Thursday, June 21, 2018

Bank Client's PII Valuable


            Banks have the privilege of collecting our data and storing this for their uses. As the banks store this data and information, the banks are acting as stewards of this data. Being a steward and responsible, there are certain aspects of InfoSec which a reasonably prudent bank would deploy to protect the bank, its assets, and customer’s data.
            Apparently, there was an issue with two banks which allowed an oversight to occur (https://www.ehackingnews.com/2018/05/two-financial-institutions.html, http://www.palada.net/index.php/2018/05/29/news-6184/, & http://www.cbc.ca/news/business/simplii-data-hack-1.4680575). In May 2018, the Bank of Montreal and Simplii Financial, owned by CIBC announced their alleged breach. Simplii Financial is CIBC’s direct banking brand. The affected clients number at approximately 90k people. These may have been accessed by the attacker or the people the data was sold to, as evidenced by the Bank of Montreal receiving a tip stating a limited number of people’s accounts had been accessed by unauthorized parties.
            After the breach was noted and analysis began, Simplii began to implement additional measures to improve their online cybersecurity. This included, but was not limited to, fraud monitoring and actions to monitor online banking to a greater measure.
            To make things worse, the attackers threatened to release the data from the compromise and exfiltration. The attackers would not release this if they were to happen to pay them $1M on or before May 28th. The Bank of Montreal did not pay the attacker’s ransom but are however focusing their efforts on their clients.
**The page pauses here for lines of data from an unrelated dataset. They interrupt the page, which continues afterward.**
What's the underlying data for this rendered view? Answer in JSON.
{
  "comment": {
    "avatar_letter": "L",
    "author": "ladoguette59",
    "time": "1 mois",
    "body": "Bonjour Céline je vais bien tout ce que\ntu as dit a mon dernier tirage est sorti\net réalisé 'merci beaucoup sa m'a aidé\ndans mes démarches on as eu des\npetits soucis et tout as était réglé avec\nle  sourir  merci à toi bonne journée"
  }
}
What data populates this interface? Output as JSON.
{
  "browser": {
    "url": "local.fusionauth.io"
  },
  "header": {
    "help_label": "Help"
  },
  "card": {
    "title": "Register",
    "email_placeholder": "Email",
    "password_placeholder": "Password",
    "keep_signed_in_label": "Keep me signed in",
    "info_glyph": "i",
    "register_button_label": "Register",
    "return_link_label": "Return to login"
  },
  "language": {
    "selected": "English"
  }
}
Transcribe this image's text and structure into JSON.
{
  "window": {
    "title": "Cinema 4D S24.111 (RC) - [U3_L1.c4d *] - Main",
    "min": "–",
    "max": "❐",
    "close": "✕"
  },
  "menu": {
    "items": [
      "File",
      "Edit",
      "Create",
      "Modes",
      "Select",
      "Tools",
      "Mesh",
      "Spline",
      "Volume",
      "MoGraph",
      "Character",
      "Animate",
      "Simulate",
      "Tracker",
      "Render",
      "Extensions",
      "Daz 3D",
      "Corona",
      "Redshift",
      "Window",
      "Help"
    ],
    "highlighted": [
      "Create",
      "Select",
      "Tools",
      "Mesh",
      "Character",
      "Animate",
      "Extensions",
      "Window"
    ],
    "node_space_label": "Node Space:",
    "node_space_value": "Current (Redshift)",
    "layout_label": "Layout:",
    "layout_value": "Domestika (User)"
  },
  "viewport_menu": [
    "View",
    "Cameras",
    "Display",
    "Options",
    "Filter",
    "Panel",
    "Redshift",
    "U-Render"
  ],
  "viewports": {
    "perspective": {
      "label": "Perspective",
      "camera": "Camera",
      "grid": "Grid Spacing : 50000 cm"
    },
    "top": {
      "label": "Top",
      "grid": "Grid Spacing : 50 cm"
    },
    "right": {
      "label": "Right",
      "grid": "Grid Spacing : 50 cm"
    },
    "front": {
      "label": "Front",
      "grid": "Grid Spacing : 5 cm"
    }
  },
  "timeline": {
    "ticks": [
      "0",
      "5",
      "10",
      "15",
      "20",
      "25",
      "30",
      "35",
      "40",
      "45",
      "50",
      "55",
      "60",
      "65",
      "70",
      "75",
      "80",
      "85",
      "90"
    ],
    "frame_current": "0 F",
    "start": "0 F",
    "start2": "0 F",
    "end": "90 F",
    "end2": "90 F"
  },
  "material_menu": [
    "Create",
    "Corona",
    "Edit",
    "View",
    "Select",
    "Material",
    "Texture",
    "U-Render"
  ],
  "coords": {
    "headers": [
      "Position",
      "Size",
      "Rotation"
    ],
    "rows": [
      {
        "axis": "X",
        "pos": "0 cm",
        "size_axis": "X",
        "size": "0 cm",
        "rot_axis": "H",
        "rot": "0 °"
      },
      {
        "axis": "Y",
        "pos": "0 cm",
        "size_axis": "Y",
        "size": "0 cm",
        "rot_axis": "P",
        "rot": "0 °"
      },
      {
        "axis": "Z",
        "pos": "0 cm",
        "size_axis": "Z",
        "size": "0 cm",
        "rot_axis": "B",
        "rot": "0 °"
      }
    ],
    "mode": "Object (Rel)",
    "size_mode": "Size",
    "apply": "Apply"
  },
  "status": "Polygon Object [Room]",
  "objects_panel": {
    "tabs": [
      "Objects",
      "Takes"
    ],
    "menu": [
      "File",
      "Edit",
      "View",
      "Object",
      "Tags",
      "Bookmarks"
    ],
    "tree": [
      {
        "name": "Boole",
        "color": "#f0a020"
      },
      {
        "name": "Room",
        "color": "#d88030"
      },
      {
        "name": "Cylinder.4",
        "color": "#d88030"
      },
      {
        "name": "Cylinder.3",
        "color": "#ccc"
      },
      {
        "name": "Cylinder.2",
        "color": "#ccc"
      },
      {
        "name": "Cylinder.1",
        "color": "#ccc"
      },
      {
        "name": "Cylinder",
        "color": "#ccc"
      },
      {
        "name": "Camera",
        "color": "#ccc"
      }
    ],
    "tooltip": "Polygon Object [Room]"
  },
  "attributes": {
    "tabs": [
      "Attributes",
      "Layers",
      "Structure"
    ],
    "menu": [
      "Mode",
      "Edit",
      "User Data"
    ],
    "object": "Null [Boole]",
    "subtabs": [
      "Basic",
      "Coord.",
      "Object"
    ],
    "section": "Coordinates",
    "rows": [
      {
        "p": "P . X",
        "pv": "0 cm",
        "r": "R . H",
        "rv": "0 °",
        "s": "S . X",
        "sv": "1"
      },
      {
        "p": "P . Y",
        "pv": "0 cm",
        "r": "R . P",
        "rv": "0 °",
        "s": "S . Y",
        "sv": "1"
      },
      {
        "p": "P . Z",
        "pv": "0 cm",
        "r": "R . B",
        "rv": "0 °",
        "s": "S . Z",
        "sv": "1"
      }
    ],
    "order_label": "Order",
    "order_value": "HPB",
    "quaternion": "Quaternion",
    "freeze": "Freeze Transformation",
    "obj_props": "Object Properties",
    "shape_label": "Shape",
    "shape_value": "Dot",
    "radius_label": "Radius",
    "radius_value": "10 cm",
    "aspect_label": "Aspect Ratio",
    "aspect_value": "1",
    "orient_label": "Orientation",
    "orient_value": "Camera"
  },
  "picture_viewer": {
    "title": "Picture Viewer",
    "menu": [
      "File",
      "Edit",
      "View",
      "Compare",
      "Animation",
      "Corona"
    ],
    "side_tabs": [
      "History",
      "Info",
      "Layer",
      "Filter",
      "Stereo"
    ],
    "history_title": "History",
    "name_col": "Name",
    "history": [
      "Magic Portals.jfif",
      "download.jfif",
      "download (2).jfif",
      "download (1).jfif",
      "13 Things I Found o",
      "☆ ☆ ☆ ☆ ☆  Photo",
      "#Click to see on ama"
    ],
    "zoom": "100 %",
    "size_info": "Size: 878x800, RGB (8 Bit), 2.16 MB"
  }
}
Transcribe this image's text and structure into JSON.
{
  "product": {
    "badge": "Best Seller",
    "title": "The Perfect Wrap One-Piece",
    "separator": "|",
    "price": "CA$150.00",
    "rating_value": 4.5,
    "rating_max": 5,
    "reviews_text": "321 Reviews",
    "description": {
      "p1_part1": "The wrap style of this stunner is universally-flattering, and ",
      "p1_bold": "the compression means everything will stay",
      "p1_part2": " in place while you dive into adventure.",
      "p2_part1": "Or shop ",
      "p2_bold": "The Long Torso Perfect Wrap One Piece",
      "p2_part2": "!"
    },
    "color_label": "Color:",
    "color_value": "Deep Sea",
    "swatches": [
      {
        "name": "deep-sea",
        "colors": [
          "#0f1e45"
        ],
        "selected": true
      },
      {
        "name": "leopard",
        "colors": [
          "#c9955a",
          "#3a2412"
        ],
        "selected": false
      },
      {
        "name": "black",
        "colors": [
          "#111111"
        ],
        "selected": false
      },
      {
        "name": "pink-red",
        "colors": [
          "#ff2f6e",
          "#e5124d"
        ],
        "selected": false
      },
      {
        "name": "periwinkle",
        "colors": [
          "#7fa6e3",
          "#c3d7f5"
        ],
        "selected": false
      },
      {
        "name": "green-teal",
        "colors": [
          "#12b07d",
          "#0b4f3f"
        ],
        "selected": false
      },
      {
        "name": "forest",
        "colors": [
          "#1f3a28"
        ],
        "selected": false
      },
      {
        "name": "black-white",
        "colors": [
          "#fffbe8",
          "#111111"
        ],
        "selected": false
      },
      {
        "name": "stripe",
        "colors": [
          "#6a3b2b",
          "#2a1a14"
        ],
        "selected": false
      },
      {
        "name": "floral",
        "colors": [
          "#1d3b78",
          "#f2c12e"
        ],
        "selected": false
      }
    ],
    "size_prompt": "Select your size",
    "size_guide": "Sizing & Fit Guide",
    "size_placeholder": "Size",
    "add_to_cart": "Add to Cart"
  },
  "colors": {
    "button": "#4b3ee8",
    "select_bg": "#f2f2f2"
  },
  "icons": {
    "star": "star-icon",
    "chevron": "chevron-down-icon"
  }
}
            In this day and age, banks and other entities and institutions have to be more proactive in implementing a defense in depth to ensure, as much as possible, the security for the client’s data. At times, budgets, internal politics, and other timing issues slow these implementations. These, however, should be pushed more to the front of development and implementation. The alternative is to be breached, have the opportunity to publish the breach and claim only highly trained “hackers” could have done this, etc., and pay fees.